Marko Djurić, ministro serbo per il Kosovo, è stato arrestato lunedì a Mitrovica. Si era recato lì per promuovere delle soluzioni diplomatiche condivise nel tentativo di pacificare il clima di tensione a seguito della brutale aggressione dei reparti speciali di Pristina ai danni di civili e esponenti politici serbi e dell’assassinio di Oliver Ivanović.

Lo scenario ivi presente, per chi ha una memoria storica, è ormai noto da quasi 20 anni. La città è divisa in due amministrazioni, quella serba (riconosciuta da Belgrado) a nord e quella albanese a sud. Poiché quest’ultima, insieme al governo secessionista, non riconosce alcuna legittimità alla prima, è luogo di continue lotte inter-etniche. Sembravano, tuttavia, essersi fatti passi avanti. Alle riunioni diplomatiche per “smorzarle”, volute personalmente da Aleksandar Vucić, vi erano presenti amministratori locali e semplici cittadini.

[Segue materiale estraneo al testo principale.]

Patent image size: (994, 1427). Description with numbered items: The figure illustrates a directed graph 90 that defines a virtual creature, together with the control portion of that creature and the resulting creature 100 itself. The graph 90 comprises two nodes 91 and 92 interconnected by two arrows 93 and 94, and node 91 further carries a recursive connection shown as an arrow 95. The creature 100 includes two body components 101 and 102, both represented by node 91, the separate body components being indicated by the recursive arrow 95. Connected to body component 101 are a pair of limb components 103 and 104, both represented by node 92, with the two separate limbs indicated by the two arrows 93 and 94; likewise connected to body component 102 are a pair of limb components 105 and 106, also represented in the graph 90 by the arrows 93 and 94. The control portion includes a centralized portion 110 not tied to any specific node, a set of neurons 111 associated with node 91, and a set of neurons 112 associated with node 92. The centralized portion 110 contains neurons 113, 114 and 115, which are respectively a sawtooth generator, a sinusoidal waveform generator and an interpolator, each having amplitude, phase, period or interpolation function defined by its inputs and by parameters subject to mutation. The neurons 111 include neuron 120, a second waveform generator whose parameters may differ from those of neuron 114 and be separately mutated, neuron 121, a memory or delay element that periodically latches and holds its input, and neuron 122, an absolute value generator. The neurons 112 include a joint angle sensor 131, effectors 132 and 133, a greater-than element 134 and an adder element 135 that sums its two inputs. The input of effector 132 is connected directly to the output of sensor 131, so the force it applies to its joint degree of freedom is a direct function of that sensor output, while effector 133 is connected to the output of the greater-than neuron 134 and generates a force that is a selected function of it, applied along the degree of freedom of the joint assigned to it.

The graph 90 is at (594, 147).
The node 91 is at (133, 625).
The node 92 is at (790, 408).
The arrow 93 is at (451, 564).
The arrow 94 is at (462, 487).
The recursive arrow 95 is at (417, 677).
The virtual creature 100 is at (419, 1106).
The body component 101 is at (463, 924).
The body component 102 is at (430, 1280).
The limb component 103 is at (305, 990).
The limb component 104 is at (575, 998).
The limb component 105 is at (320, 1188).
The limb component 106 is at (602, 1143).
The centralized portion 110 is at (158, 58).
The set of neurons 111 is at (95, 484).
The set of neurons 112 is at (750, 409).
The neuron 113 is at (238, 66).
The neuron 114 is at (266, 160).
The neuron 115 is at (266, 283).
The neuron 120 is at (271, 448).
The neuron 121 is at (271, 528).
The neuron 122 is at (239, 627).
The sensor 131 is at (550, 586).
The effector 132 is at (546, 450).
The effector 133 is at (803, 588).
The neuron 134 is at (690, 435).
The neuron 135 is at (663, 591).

Sembrava tutto liscio quando, all’improvviso, si sono materializzati i reparti speciali di Pristina. In seguito ad una brutale irruzione nel salone dove si teneva l’incontro, ne hanno percosso tutti i partecipanti. Il pretesto della criminale rappresaglia era che a Marko Djurić, direttore dell’ufficio per il Kosovo e Metohija, non era stato rilasciato il permesso per “entrare nel Paese” nonostante il ruolo istituzionale di prim’ordine che glielo garantisse automaticamente. Da Federica Mogherini e dal Dipartimento di Stato USA ancora nessuna parola di condanna. D’altronde questo “Paese”, criminalmente costruito su base etnica, vera e propria palestra europea dell’ISIS e centro di un network dedito allo smistamento dell’eroina proveniente dall’Afghanistan sul mercato UE lo hanno voluto loro.